Tuesday, January 11, 2011

Containing inflation demands more than monetary policy measures

The reasons for containing inflation despite a good monsoon and a reasonably balanced monetary policy have to be identified and measures other than conventional ones need to be thought of.

The monetary policy measures of the Reserve Bank to contain inflation keeping in view at the same time the need to support the economic growth envisaged at around 9 percent do not seem to have any desired impact indicating that the solution for the present inflation lies elsewhere. Monetary policy alone cannot bring down inflation beyond certain level is what the figures indicate. The food inflation continues to soar touching 18.32 per cent and the whole sale price index hovers around 7. 5 per cent. The authorities particularly the Government do not seem to have any clues as to how to contain the inflation particularly food inflation as the prices of very essential items consumed by the masses in particular for their very survival continue to be raising.

Catch 22 situation

As regards containing prices of commodities, the authorities are in a catch 22 situation now. The economy needs credit for growth, but money supply needs to be curtailed to contain inflation. The dearer money policy already in vogue if intensified and pursued further will have other long term implications as such a policy can attract hot money from abroad and then the problem of absorbing inflows without increasing money supply has to be tackled.

Further, cost of production which is already high if allowed to be increased on account of dearer money policy as it will have an all round effect of increasing input costs may again affect growth of the economy. Balancing growth with price stability is always the objective of the Reserve Banks’ monetary policy and it is always a challenge in a growing economy with a sizeable population suffering from poverty and unemployment.
No doubt the high level of inflation continues to be a cause for concern and there are no signs of it coming down. The reasons for continued persistence of inflation despite a good monsoon and reasonably balanced monetary policy have to be identified and measures other than conventional have to be thought of.

Anticipate Demand

The increased demand for food items due to improved purchasing power cited as a cause for inflation although reflects positively the good GDP growth registered by the economy and is a sign of welfare of the economy, then the policy and planning to anticipate such a demand and improve the supply have been completely lost sight of and need to be factored into in future planning and framing of policies.

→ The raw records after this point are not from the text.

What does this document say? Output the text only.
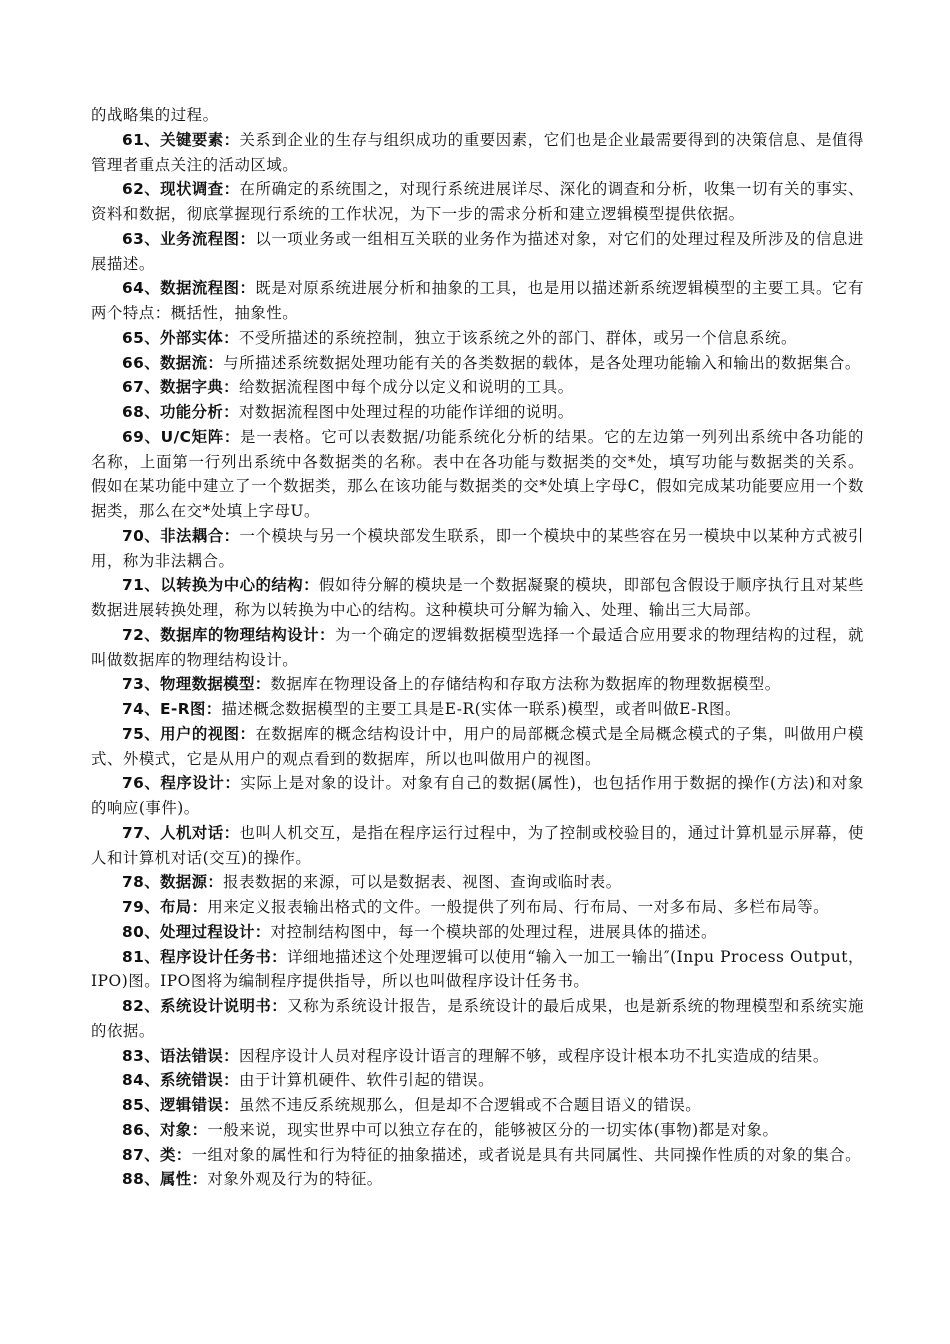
的战略集的过程。

61、关键要素：关系到企业的生存与组织成功的重要因素，它们也是企业最需要得到的决策信息、是值得管理者重点关注的活动区域。

62、现状调查：在所确定的系统围之，对现行系统进展详尽、深化的调查和分析，收集一切有关的事实、资料和数据，彻底掌握现行系统的工作状况，为下一步的需求分析和建立逻辑模型提供依据。

63、业务流程图：以一项业务或一组相互关联的业务作为描述对象，对它们的处理过程及所涉及的信息进展描述。

64、数据流程图：既是对原系统进展分析和抽象的工具，也是用以描述新系统逻辑模型的主要工具。它有两个特点：概括性，抽象性。

65、外部实体：不受所描述的系统控制，独立于该系统之外的部门、群体，或另一个信息系统。

66、数据流：与所描述系统数据处理功能有关的各类数据的载体，是各处理功能输入和输出的数据集合。

67、数据字典：给数据流程图中每个成分以定义和说明的工具。

68、功能分析：对数据流程图中处理过程的功能作详细的说明。

69、U/C矩阵：是一表格。它可以表数据/功能系统化分析的结果。它的左边第一列列出系统中各功能的名称，上面第一行列出系统中各数据类的名称。表中在各功能与数据类的交*处，填写功能与数据类的关系。假如在某功能中建立了一个数据类，那么在该功能与数据类的交*处填上字母C，假如完成某功能要应用一个数据类，那么在交*处填上字母U。

70、非法耦合：一个模块与另一个模块部发生联系，即一个模块中的某些容在另一模块中以某种方式被引用，称为非法耦合。

71、以转换为中心的结构：假如待分解的模块是一个数据凝聚的模块，即部包含假设于顺序执行且对某些数据进展转换处理，称为以转换为中心的结构。这种模块可分解为输入、处理、输出三大局部。

72、数据库的物理结构设计：为一个确定的逻辑数据模型选择一个最适合应用要求的物理结构的过程，就叫做数据库的物理结构设计。

73、物理数据模型：数据库在物理设备上的存储结构和存取方法称为数据库的物理数据模型。

74、E-R图：描述概念数据模型的主要工具是E-R(实体一联系)模型，或者叫做E-R图。

75、用户的视图：在数据库的概念结构设计中，用户的局部概念模式是全局概念模式的子集，叫做用户模式、外模式，它是从用户的观点看到的数据库，所以也叫做用户的视图。

76、程序设计：实际上是对象的设计。对象有自己的数据(属性)，也包括作用于数据的操作(方法)和对象的响应(事件)。

77、人机对话：也叫人机交互，是指在程序运行过程中，为了控制或校验目的，通过计算机显示屏幕，使人和计算机对话(交互)的操作。

78、数据源：报表数据的来源，可以是数据表、视图、查询或临时表。

79、布局：用来定义报表输出格式的文件。一般提供了列布局、行布局、一对多布局、多栏布局等。

80、处理过程设计：对控制结构图中，每一个模块部的处理过程，进展具体的描述。

81、程序设计任务书：详细地描述这个处理逻辑可以使用“输入一加工一输出″(Inpu Process Output，IPO)图。IPO图将为编制程序提供指导，所以也叫做程序设计任务书。

82、系统设计说明书：又称为系统设计报告，是系统设计的最后成果，也是新系统的物理模型和系统实施的依据。

83、语法错误：因程序设计人员对程序设计语言的理解不够，或程序设计根本功不扎实造成的结果。

84、系统错误：由于计算机硬件、软件引起的错误。

85、逻辑错误：虽然不违反系统规那么，但是却不合逻辑或不合题目语义的错误。

86、对象：一般来说，现实世界中可以独立存在的，能够被区分的一切实体(事物)都是对象。

87、类：一组对象的属性和行为特征的抽象描述，或者说是具有共同属性、共同操作性质的对象的集合。

88、属性：对象外观及行为的特征。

Supply needs to be augmented for which production and export, import policies need to be fine tuned. Corruption, black money and mal administration in the procurement, transportation, storage, whole sale and retail distribution of products of mass consumption have been well known and no serious attempt has been made for decades to set right the situation.

Hoarding and black marketing of essential items with the support of both bank funds and black money have been an open secret and with the removal of selective credit control on sensitive commodities by the Reserve Bank as part of liberalization, these problems have got accentuated. As long as good character, ethics and values are absent, rules have to be strictly observed and any violation of rules needs to be severely dealt with to bring some order in carrying out economic activities. Liberalization cannot be at the cost of ethics in the economy is the message what the present inflation broadly indicates.

Selective Controls

With all the limitations, the Reserve banks’ next policy review due in the end of January may have to consider reintroduction of the selective control on sensitive commodities and discourage hoarding and black marketing using bank funds.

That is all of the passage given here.